But is it Instagrammable?
- CUFLBS
- Mar 10, 2019
- 3 min read
Updated: Mar 18, 2019
By Marie-Louise James
Playful or political: short of being boring or safe, these are seemingly the two routes a designer can take to ensure a memorable fashion week collection. Beautiful garments are a given; the age of viral posts and Instagram sensations demands more.
In the past two months of haute couture and ready-to-wear fashion weeks, designers have decided to face this Janus in different ways. Viktor and Rolf tackled it head on with their haute couture collection of enormous tulle dresses, satirizing “inspo” culture with cliché one-liners. Huge letters in cheesy fonts overlaid cake-layers of pastel tulle with statements such as “no photos please” or, “sorry I’m late I didn’t want to come.” Ironically, it was the parodied kitchiness of these kind of phrases—the kind of maxims you’d see on an overpriced coffee mug—that made the collection go viral.

Jeremy Scott similarly embraced his self-given title as “king of camp” with his Moschino Game Show for FW19/20, a spoof on wheel of fortune and capitalist culture. Models strutted by arcade machines and luxury cars in voluminous 60s wigs, shimmering paillette gowns and shamelessly over the top coats. The crowning jewel was a tin-foil, microwave meal cape, so incredibly over the top that British Vogue suggested it be worn to the next Met Gala (the Costume Institute Gala has, after all, announced its theme for 2019 as Notes on “Camp”).

And most recently, a miniature bag from the Jacquemus FW19/20 show at Paris Fashion Week has everyone losing their heads. A whole 5.2 cm long, the Jacquemus Mini Le Chiquito bag retails for around £380, becoming such a sensation that it has already sold out at many online suppliers. Reactions to the Jacquemus bag have gone beyond the world of critics and fashion enthusiasts, blowing up on Twitter and Instagram. Many have pointed out that its tiny size can fit, at most, one mint or “the dignity of its owner.”

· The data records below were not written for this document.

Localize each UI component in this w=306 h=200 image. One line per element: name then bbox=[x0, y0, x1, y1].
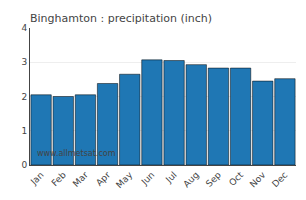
svg-text:Nov: Nov bbox=[248, 169, 268, 189]
svg-text:Binghamton : precipitation (in: Binghamton : precipitation (inch) bbox=[30, 12, 212, 25]
svg-text:Jan: Jan bbox=[28, 170, 46, 188]
svg-text:Aug: Aug bbox=[181, 170, 201, 190]
svg-text:Apr: Apr bbox=[94, 170, 112, 188]
svg-text:Mar: Mar bbox=[71, 170, 90, 189]
svg-text:0: 0 bbox=[21, 160, 27, 170]
svg-text:3: 3 bbox=[21, 57, 27, 67]
svg-text:Dec: Dec bbox=[270, 170, 289, 189]
svg-text:www.allmetsat.com: www.allmetsat.com bbox=[37, 149, 116, 158]
svg-text:2: 2 bbox=[21, 92, 27, 102]
svg-text:May: May bbox=[114, 169, 135, 190]
svg-text:Jul: Jul bbox=[163, 170, 178, 185]
svg-text:Sep: Sep bbox=[204, 170, 223, 189]
svg-text:4: 4 bbox=[21, 23, 27, 33]
svg-text:Oct: Oct bbox=[227, 169, 245, 187]
svg-text:Feb: Feb bbox=[50, 170, 69, 189]
svg-text:1: 1 bbox=[21, 126, 27, 136]
svg-text:Jun: Jun bbox=[139, 170, 157, 188]
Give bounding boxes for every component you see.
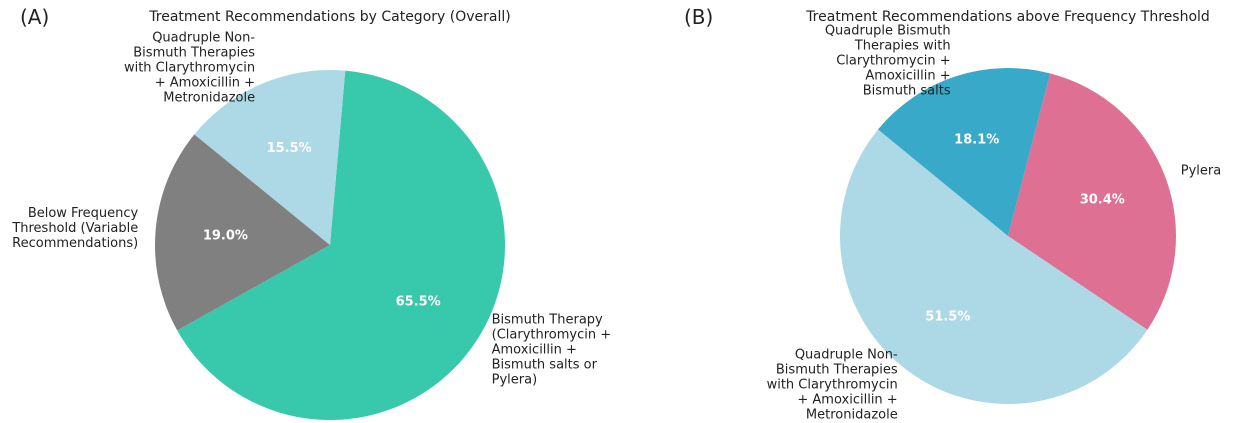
- slice-label: Quadruple Bismuth Therapies with Clarythro…: [825, 23, 951, 98]
- percent-label: 30.4%: [1080, 193, 1125, 208]
- percent-label: 18.1%: [954, 133, 999, 148]
- chart-title: Treatment Recommendations by Category (O…: [148, 9, 510, 25]
- pie-panel: (B) Treatment Recommendations above Frequ…: [684, 5, 1221, 422]
- percent-label: 65.5%: [396, 295, 441, 310]
- panel-label: (A): [20, 5, 49, 29]
- chart-title: Treatment Recommendations above Frequenc…: [805, 9, 1210, 25]
- percent-label: 51.5%: [925, 309, 970, 324]
- slice-label: Bismuth Therapy (Clarythromycin + Amoxicil…: [492, 312, 612, 387]
- slice-label: Quadruple Non-Bismuth Therapies with Clar…: [124, 30, 255, 105]
- percent-label: 15.5%: [267, 141, 312, 156]
- pie-slice: [839, 129, 1148, 405]
- pie-slice: [155, 134, 330, 331]
- pie-slice: [177, 70, 505, 420]
- panel-label: (B): [684, 5, 713, 29]
- slice-label: Quadruple Non-Bismuth Therapies with Clar…: [767, 347, 898, 422]
- percent-label: 19.0%: [203, 228, 248, 243]
- slice-label: Below Frequency Threshold (Variable Recomm…: [11, 206, 138, 251]
- pie-slice: [1008, 73, 1176, 330]
- slice-label: Pylera: [1181, 163, 1221, 178]
- pie-panel: (A) Treatment Recommendations by Category…: [11, 5, 611, 420]
- pie-slice: [194, 70, 346, 245]
- pie-slice: [878, 67, 1051, 237]
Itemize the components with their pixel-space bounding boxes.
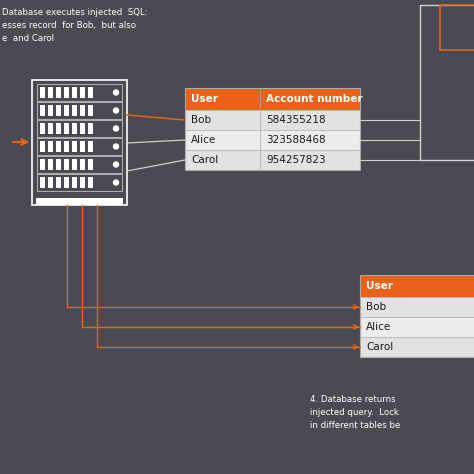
Bar <box>32 80 127 205</box>
Circle shape <box>113 108 118 113</box>
Bar <box>56 123 61 134</box>
Bar <box>185 130 260 150</box>
Bar <box>56 87 61 98</box>
Text: Carol: Carol <box>191 155 218 165</box>
Bar <box>260 150 360 170</box>
Bar <box>48 177 53 188</box>
Bar <box>37 156 122 173</box>
Bar <box>185 150 260 170</box>
Bar <box>360 317 474 337</box>
Text: Carol: Carol <box>366 342 393 352</box>
Text: User: User <box>366 281 393 291</box>
Text: 954257823: 954257823 <box>266 155 326 165</box>
Bar <box>185 110 260 130</box>
Bar <box>80 105 85 116</box>
Bar <box>360 297 474 317</box>
Bar <box>80 123 85 134</box>
Bar <box>64 123 69 134</box>
Bar <box>48 123 53 134</box>
Bar <box>360 275 474 297</box>
Bar <box>260 130 360 150</box>
Text: Bob: Bob <box>191 115 211 125</box>
Bar <box>64 159 69 170</box>
Bar <box>36 198 123 205</box>
Bar <box>37 102 122 119</box>
Bar <box>80 87 85 98</box>
Bar <box>48 141 53 152</box>
Bar <box>40 87 45 98</box>
Bar <box>72 123 77 134</box>
Bar <box>185 88 260 110</box>
Circle shape <box>113 126 118 131</box>
Bar <box>72 159 77 170</box>
Bar <box>440 5 474 50</box>
Circle shape <box>113 90 118 95</box>
Bar <box>88 87 93 98</box>
Bar <box>72 105 77 116</box>
Bar <box>360 275 474 357</box>
Bar <box>37 84 122 101</box>
Text: 4. Database returns
injected query.  Lock
in different tables be: 4. Database returns injected query. Lock… <box>310 395 401 430</box>
Bar <box>88 177 93 188</box>
Bar <box>185 88 360 170</box>
Bar <box>40 141 45 152</box>
Bar <box>88 141 93 152</box>
Circle shape <box>113 162 118 167</box>
Bar <box>420 5 474 160</box>
Bar <box>80 141 85 152</box>
Bar <box>64 141 69 152</box>
Bar <box>260 88 360 110</box>
Text: Database executes injected  SQL:
esses record  for Bob,  but also
e  and Carol: Database executes injected SQL: esses re… <box>2 8 147 44</box>
Bar <box>64 87 69 98</box>
Circle shape <box>113 180 118 185</box>
Bar <box>260 110 360 130</box>
Bar <box>48 159 53 170</box>
Circle shape <box>113 144 118 149</box>
Bar <box>88 123 93 134</box>
Text: Bob: Bob <box>366 302 386 312</box>
Bar <box>37 138 122 155</box>
Text: Alice: Alice <box>191 135 216 145</box>
Bar <box>72 141 77 152</box>
Bar <box>40 159 45 170</box>
Bar <box>64 105 69 116</box>
Bar <box>72 177 77 188</box>
Text: 584355218: 584355218 <box>266 115 326 125</box>
Bar <box>48 87 53 98</box>
Text: 323588468: 323588468 <box>266 135 326 145</box>
Bar <box>80 177 85 188</box>
Bar <box>64 177 69 188</box>
Bar <box>56 177 61 188</box>
Bar <box>72 87 77 98</box>
Bar <box>48 105 53 116</box>
Text: User: User <box>191 94 218 104</box>
Bar <box>88 159 93 170</box>
Bar <box>56 141 61 152</box>
Bar <box>80 159 85 170</box>
Bar <box>40 105 45 116</box>
Text: Alice: Alice <box>366 322 391 332</box>
Bar <box>40 177 45 188</box>
Bar <box>360 337 474 357</box>
Text: Account number: Account number <box>266 94 363 104</box>
Bar <box>37 120 122 137</box>
Bar <box>88 105 93 116</box>
Bar <box>40 123 45 134</box>
Bar <box>37 174 122 191</box>
Bar <box>56 159 61 170</box>
Bar <box>56 105 61 116</box>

The French fashion label has already gone viral in past seasons for its caricatural play with proportions. Before, however, the 29-year-old designer favoured the other side of the spectrum: enormous straw hats and giant raffia beach bags juxtaposed the brand’s delicate swimsuits and filigree Riviera-wear. Perhaps these pieces created less of an outrage because, strictly speaking, a 1-metre-wide-brimmed sunhat can glamorously provide even more protection from those pesky ageing UV rays—and no-one can complain about a tote that fits just about everything in it à la Mary Poppins.

Viktor and Rolf, Moschino, and Jacquemus all leave us with viral fashion moments that play on both visual gags and cultural expectations. In some ways, it seems that the goal has shifted in the past decade: it’s not about the shock factor in itself, but rather a kind of memorability that depends on social media marketability.
Of course, some designers have managed to escape this explicit demand—case in point, Pierpaolo Piccioli’s creative direction for Valentino, which both pushes beauty norms and standards of representation while staying true to the dreamlike elegance of the Italian house. Yet even here, Naomi Campbell closed the Spring 2019 couture presentation in an opulent sheer black gown, an unforgettable return to the runway after 14 years—and a viral moment for the world without doubt.

The resounding message of the collection reverberated far beyond the double-tap of an Instagram post with its celebration of the female body (#freethenipple) and, even more so, the fact that the show featured more than 30 women of colour. Piccioli’s heartfelt effort to diversify an industry that still has a lot to learn could not have been presented in a more graceful, subtle yet powerful way; it was not simply an endeavour to monetize or cater to a political message for the sake of appearances. Yet the social media sensation of the moment was, nonetheless, the cherry on top.
The age-old question, “will we remember it?” seems to have taken on an asterisk, an addendum, in today’s world of smartphones and online circulation. The question that now stands: will social media remember it?